With proper configuration we expect there will be no need for schema management or additional data pipelines for our default reports. Further ADRs will cover the specifics of these decisions.

Rejected Alternatives#

Snowflake, Redshift, BigQuery, CockroachDB, etc.#

Providing a flexible solution to our diverse international community means avoiding vendor lock-in, restrictive licensing, and expensive software-as-a-service. Most tools in the OLAP database space are closed source, have licensing costs, or tie the operator to a particular cloud service provider. ClickHouse has a cloud solution, but it is optional and support for other deployment mechanisms is strong.

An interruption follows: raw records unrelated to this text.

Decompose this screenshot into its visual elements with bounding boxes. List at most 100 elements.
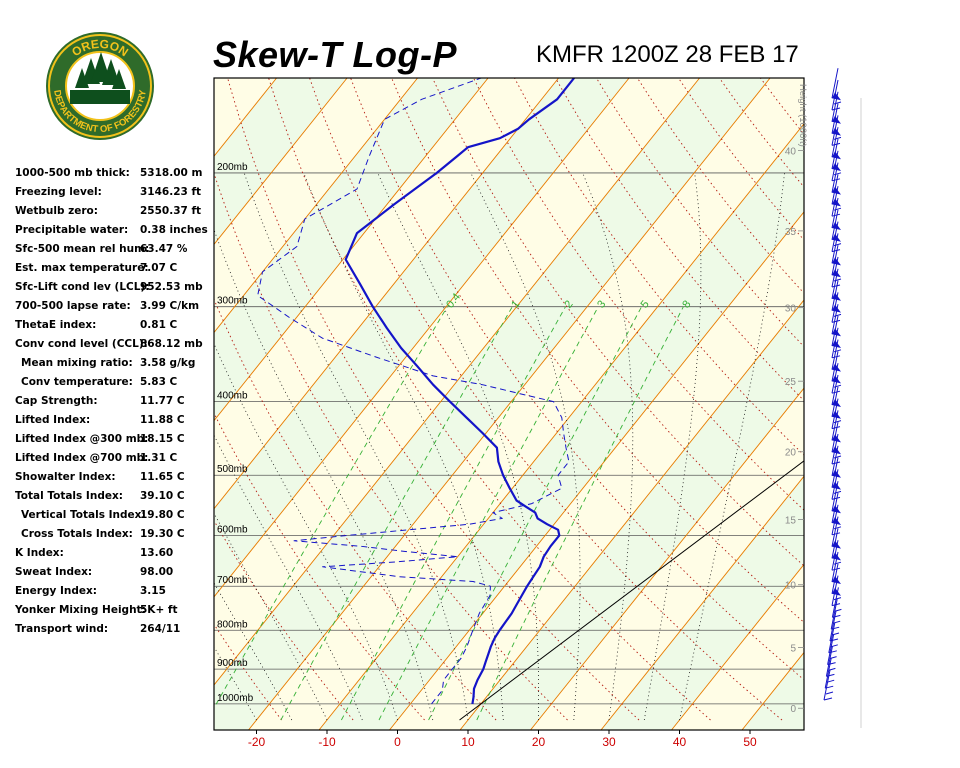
isotherm-line [214,78,559,510]
isotherm-line [459,299,804,730]
wind-barb-column [823,68,842,701]
moist-adiabat [582,172,634,721]
index-label: Showalter Index: [15,471,116,483]
index-label: Lifted Index @300 mb: [15,433,149,445]
height-tick-label: 10 [785,581,797,592]
index-value: 264/11 [140,623,181,635]
index-value: 0.38 inches [140,224,208,236]
height-tick-label: 35 [785,227,797,238]
isotherm-line [318,123,804,730]
index-value: 5.83 C [140,376,178,388]
index-value: 3.15 [140,585,166,597]
index-value: 3146.23 ft [140,186,202,198]
pressure-label: 200mb [217,162,248,173]
moist-adiabat [214,342,398,721]
dry-adiabat [227,78,640,721]
index-label: Yonker Mixing Height: [15,604,146,616]
isotherm-line [214,78,700,686]
dry-adiabat [514,78,804,456]
mixing-ratio-line [428,306,642,721]
pressure-label: 300mb [217,296,248,307]
x-tick-label: 0 [394,735,401,749]
index-label: Lifted Index: [15,414,91,426]
index-label: K Index: [15,547,64,559]
isotherm-line [214,78,348,246]
dry-adiabat [432,78,804,567]
dry-adiabat [214,519,354,721]
pressure-label: 900mb [217,658,248,669]
index-value: 3.58 g/kg [140,357,196,369]
index-value: 3.99 C/km [140,300,200,312]
index-value: 98.00 [140,566,174,578]
index-value: 63.47 % [140,243,188,255]
mixing-ratio-line [280,306,513,721]
index-label: 1000-500 mb thick: [15,167,130,179]
x-tick-label: 40 [673,735,687,749]
index-value: 19.30 C [140,528,185,540]
index-value: 11.65 C [140,471,185,483]
x-tick-label: -20 [248,735,266,749]
index-label: Wetbulb zero: [15,205,98,217]
pressure-label: 500mb [217,464,248,475]
height-tick-label: 15 [785,515,797,526]
index-label: Conv cond level (CCL): [15,338,148,350]
index-value: 5K+ ft [140,604,178,616]
dry-adiabat [0,78,210,720]
index-label: Sfc-500 mean rel hum: [15,243,150,255]
isotherm-line [0,78,206,730]
chart-title: Skew-T Log-P [213,34,458,75]
dry-adiabat [309,78,783,721]
height-tick-label: 5 [790,644,796,655]
height-tick-label: 25 [785,377,797,388]
plot-frame [213,77,805,731]
moist-adiabat [643,172,702,721]
x-tick-label: 30 [602,735,616,749]
height-tick-label: 0 [790,704,796,715]
logo-tree [102,59,120,85]
index-label: Cap Strength: [15,395,98,407]
index-label: Est. max temperature: [15,262,149,274]
index-value: 13.60 [140,547,174,559]
index-value: 952.53 mb [140,281,203,293]
station-time-label: KMFR 1200Z 28 FEB 17 [536,41,799,68]
moist-adiabat [214,434,363,721]
index-value: 39.10 C [140,490,185,502]
mixing-ratio-line [341,306,566,721]
logo-top-text: OREGON [69,37,131,60]
index-label: Transport wind: [15,623,109,635]
pressure-label: 1000mb [217,693,254,704]
index-label: Sweat Index: [15,566,93,578]
isotherm-line [214,78,630,598]
temperature-trace [344,78,575,705]
moist-adiabat [679,172,785,721]
moist-adiabat [243,172,469,721]
index-value: 19.80 C [140,509,185,521]
x-tick-label: 20 [532,735,546,749]
pressure-label: 700mb [217,575,248,586]
temperature-band [214,78,771,730]
wind-barb [823,669,834,701]
index-value: 11.88 C [140,414,185,426]
dewpoint-trace [257,78,570,705]
height-axis-title: Height (1000ft) [797,84,808,147]
pressure-label: 600mb [217,524,248,535]
index-label: 700-500 lapse rate: [15,300,131,312]
logo-gold-ring [48,34,152,138]
plot-area [0,78,804,730]
temperature-band [0,78,136,730]
pressure-label: 400mb [217,391,248,402]
height-tick-label: 30 [785,304,797,315]
moist-adiabat [214,228,434,721]
wind-barb [831,68,841,101]
wind-barb [829,610,840,642]
index-label: Total Totals Index: [15,490,123,502]
temperature-band [0,78,206,730]
wind-barb [825,646,836,677]
isotherm-line [671,563,804,730]
index-value: 1.31 C [140,452,178,464]
wind-barb [828,622,838,654]
index-label: Precipitable water: [15,224,129,236]
index-label: Lifted Index @700 mb: [15,452,149,464]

The Open edX LMS has had MongoDB as a database requirement for years, and it was a strong contender for this use. However the other uses for MongoDB are being deprecated and it’s expected to be retired from use in the ecosystem. Interviews with site operators cited Mongo as a pain point and difficult to manage.

The Mongo query language is a barrier for people unfamiliar with it, and while Mongo can scale quite well the types of aggregate queries used for analytics tend to be comparatively expensive in terms of development time and server resources. In the end ClickHouse was a better fit in terms of cost to run, difficulty of operation, and overall speed.

MySQL / PostgreSQL / Citus PostgreSQL#

These transactional databases provide a different set of features and performance characteristics than what is needed for a large scale analytical workload. Citus is a plugin for PostgreSQL that allows some interesting analytic functionality such as a column store backend like ClickHouse. While any of them can be made to scale in ways that would work for us, the investments in time, complexity, and additional hardware costs ruled them out.